Although some investors have questioned the strategy, the executives say they need the fiber network to handle the surging increase in Internet traffic and to combat a growing threat from the cable-TV industry, which is rapidly moving into the phone business.
Yet so far, Verizon has little to show amid difficulties in getting the thousands of franchise licenses required to offer its pay-TV service. The company has lobbied Congress for a national-franchising law to speed up the process, but it’s unclear whether a bill will pass this year.
Also during the quarter, Verizon took charges totaling 4 cents a share related to the integration of MCI, expenses to relocate employees, early retirement of debt and the adoption of new accounting rules.
In recent Tuesday trades, shares of Verizon (VZ) gained 1% in value. The stock is a component of the Dow industrials.
Segment breakdown
The wireless segment accounted for $8.8 billion in Verizon’s quarterly sales, up nearly 19% from a year earlier. Data revenue totaled $872 million, nearly 11.5% of total wireless sales.
The wireless unit, a joint venture with U.K.-based Vodafone Group (VOD) , gained 1.7 million net new customers to end the quarter with 53 million, trailing only Cingular Wireless. Wall Street had been expecting Verizon Wireless to gain around 1.5 million net wireless subscribers.
It was the eighth straight quarter in which Verizon added at least 1.5 million net suscribers.
Churn — the industry statistic measuring the rate at which customers leave — ended at an industry-low 1.18%. Average monthly revenue per user totaled $48.67 for the March quarter, down less than 1% from a year ago.
The company’s wireline segment, which includes MCI’s long-distance business, generated $12.5 billion in revenue, including $3.9 billion from data services such as high-speed access. Verizon added 514,000 DSL high-speed Internet customers to end the quarter with 5.7 million.
The number of access lines in service fell again, as expected, this time by 6.9% to 48 million from 51.5 million in first quarter of 2005. That was a slightly bigger loss than Wall Street expected. For the second straight quarter, however, the gain in DSL customers more than offset the loss of local phone lines.

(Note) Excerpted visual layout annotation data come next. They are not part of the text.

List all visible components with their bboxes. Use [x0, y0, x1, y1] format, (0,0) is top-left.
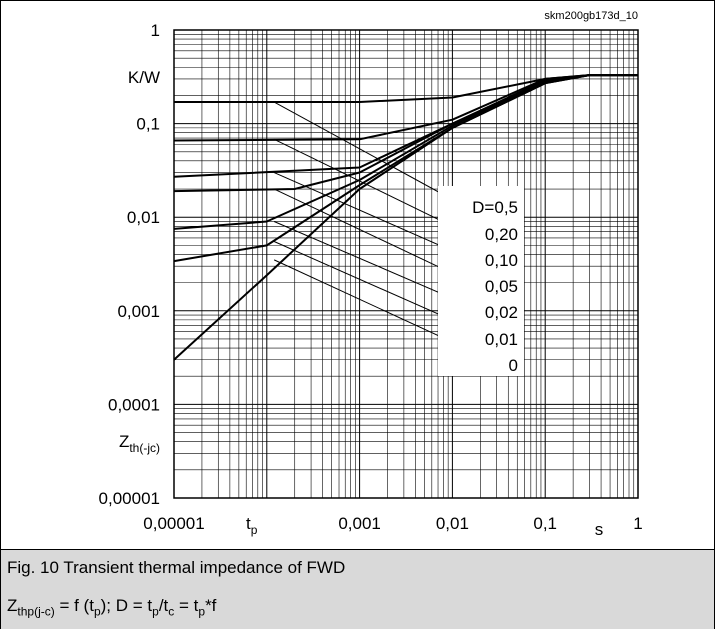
formula-text: ); D = t — [100, 596, 153, 615]
chart-series — [173, 74, 638, 361]
x-tick-label: 0,01 — [436, 514, 469, 533]
formula-text: = t — [174, 596, 199, 615]
x-tick-label: 0,001 — [338, 514, 381, 533]
series-label-2: 0,10 — [485, 251, 518, 270]
y-tick-label: 0,001 — [117, 302, 160, 321]
y-tick-label: 0,1 — [136, 115, 160, 134]
series-label-4: 0,02 — [485, 303, 518, 322]
formula-subscript: p — [152, 604, 159, 619]
caption-formula: Zthp(j-c) = f (tp); D = tp/tc = tp*f — [7, 596, 216, 618]
y-tick-label: 0,0001 — [108, 395, 160, 414]
series-label-0: D=0,5 — [472, 198, 518, 217]
series-line-2 — [173, 74, 638, 178]
plot-border — [173, 29, 639, 499]
x-tick-label: 1 — [633, 514, 642, 533]
chart-labels: 1 0,1 0,01 0,001 0,0001 0,00001 0,00001 0,001 0,… — [99, 21, 643, 539]
formula-subscript: thp(j-c) — [17, 604, 55, 619]
series-label-3: 0,05 — [485, 277, 518, 296]
y-unit-label: K/W — [128, 68, 160, 87]
series-label-6: 0 — [509, 356, 518, 375]
formula-subscript: p — [198, 604, 206, 619]
series-label-5: 0,01 — [485, 330, 518, 349]
series-label-background — [438, 186, 524, 376]
formula-text: /t — [158, 596, 169, 615]
series-line-6 — [173, 74, 638, 361]
formula-text: = f (t — [54, 596, 94, 615]
chart-code-label: skm200gb173d_10 — [544, 10, 638, 22]
formula-subscript: c — [168, 604, 175, 619]
thermal-impedance-chart: 1 0,1 0,01 0,001 0,0001 0,00001 0,00001 0,001 0,… — [99, 10, 643, 539]
y-tick-label: 0,00001 — [99, 489, 160, 508]
caption-title: Fig. 10 Transient thermal impedance of F… — [7, 558, 346, 577]
x-tick-label: 0,00001 — [143, 514, 204, 533]
figure-caption: Fig. 10 Transient thermal impedance of F… — [1, 549, 714, 629]
x-unit-label: s — [595, 520, 604, 539]
x-axis-label: tp — [246, 514, 258, 537]
formula-text: *f — [205, 596, 217, 615]
y-tick-label: 1 — [151, 21, 160, 40]
x-tick-label: 0,1 — [533, 514, 557, 533]
formula-subscript: p — [93, 604, 101, 619]
series-line-1 — [173, 74, 638, 142]
formula-text: Z — [7, 596, 18, 615]
series-label-1: 0,20 — [485, 225, 518, 244]
y-axis-label: Zth(-jc) — [119, 432, 160, 455]
y-tick-label: 0,01 — [127, 208, 160, 227]
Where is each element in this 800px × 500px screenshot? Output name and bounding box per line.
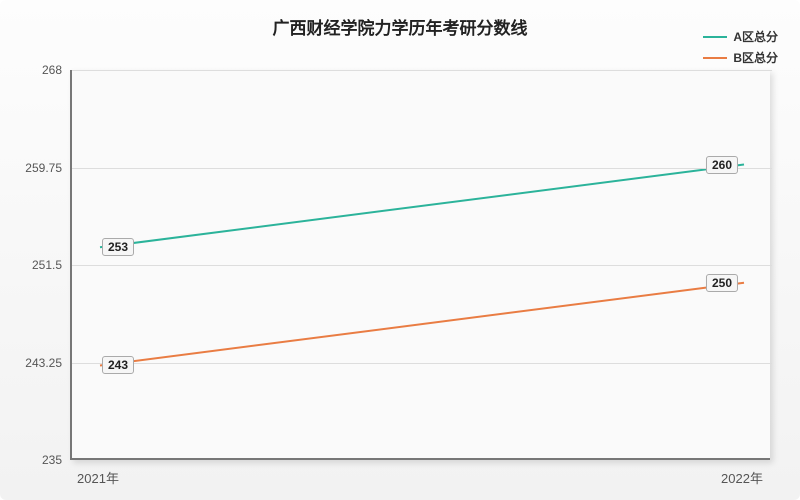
series-line: [100, 283, 744, 366]
value-callout: 243: [102, 356, 134, 374]
xtick-label: 2022年: [721, 468, 763, 487]
chart-title: 广西财经学院力学历年考研分数线: [273, 14, 528, 39]
legend-label-b: B区总分: [733, 49, 778, 66]
legend-swatch-b: [703, 57, 727, 59]
gridline-h: [72, 168, 772, 169]
ytick-label: 251.5: [7, 258, 62, 272]
gridline-h: [72, 265, 772, 266]
value-callout: 260: [706, 156, 738, 174]
chart-container: 广西财经学院力学历年考研分数线 A区总分 B区总分 235 243.25 251.5…: [0, 0, 800, 500]
legend-item-b: B区总分: [703, 49, 778, 66]
legend: A区总分 B区总分: [703, 28, 778, 70]
ytick-label: 259.75: [7, 161, 62, 175]
legend-swatch-a: [703, 36, 727, 38]
ytick-label: 243.25: [7, 356, 62, 370]
gridline-h: [72, 70, 772, 71]
value-callout: 250: [706, 274, 738, 292]
plot-area: [70, 70, 770, 460]
ytick-label: 235: [7, 453, 62, 467]
series-line: [100, 165, 744, 248]
value-callout: 253: [102, 238, 134, 256]
legend-label-a: A区总分: [733, 28, 778, 45]
legend-item-a: A区总分: [703, 28, 778, 45]
gridline-h: [72, 363, 772, 364]
ytick-label: 268: [7, 63, 62, 77]
xtick-label: 2021年: [77, 468, 119, 487]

During the quarter, Verizon generated $6.1 billion in operating cash flow, compared with $3.9 billion a year earlier. The company said it paid less in divestiture-related taxes, contributed a smaller sum to its pension fund and owed less money to wireless partner Vodafone.
Capital expenditures rose to $4.1 billion in the first quarter from $3.6 billion a year earlier, primarily to incorporate MCI’s operations into Verizon’s own business. The carrier bought back 11.6 million shares in the first three months of the year, spending $400 million.
Verizon reported $43.1 billion in long-term debt, up from $39 billion at the end of 2005, mostly owing to the MCI acquisition.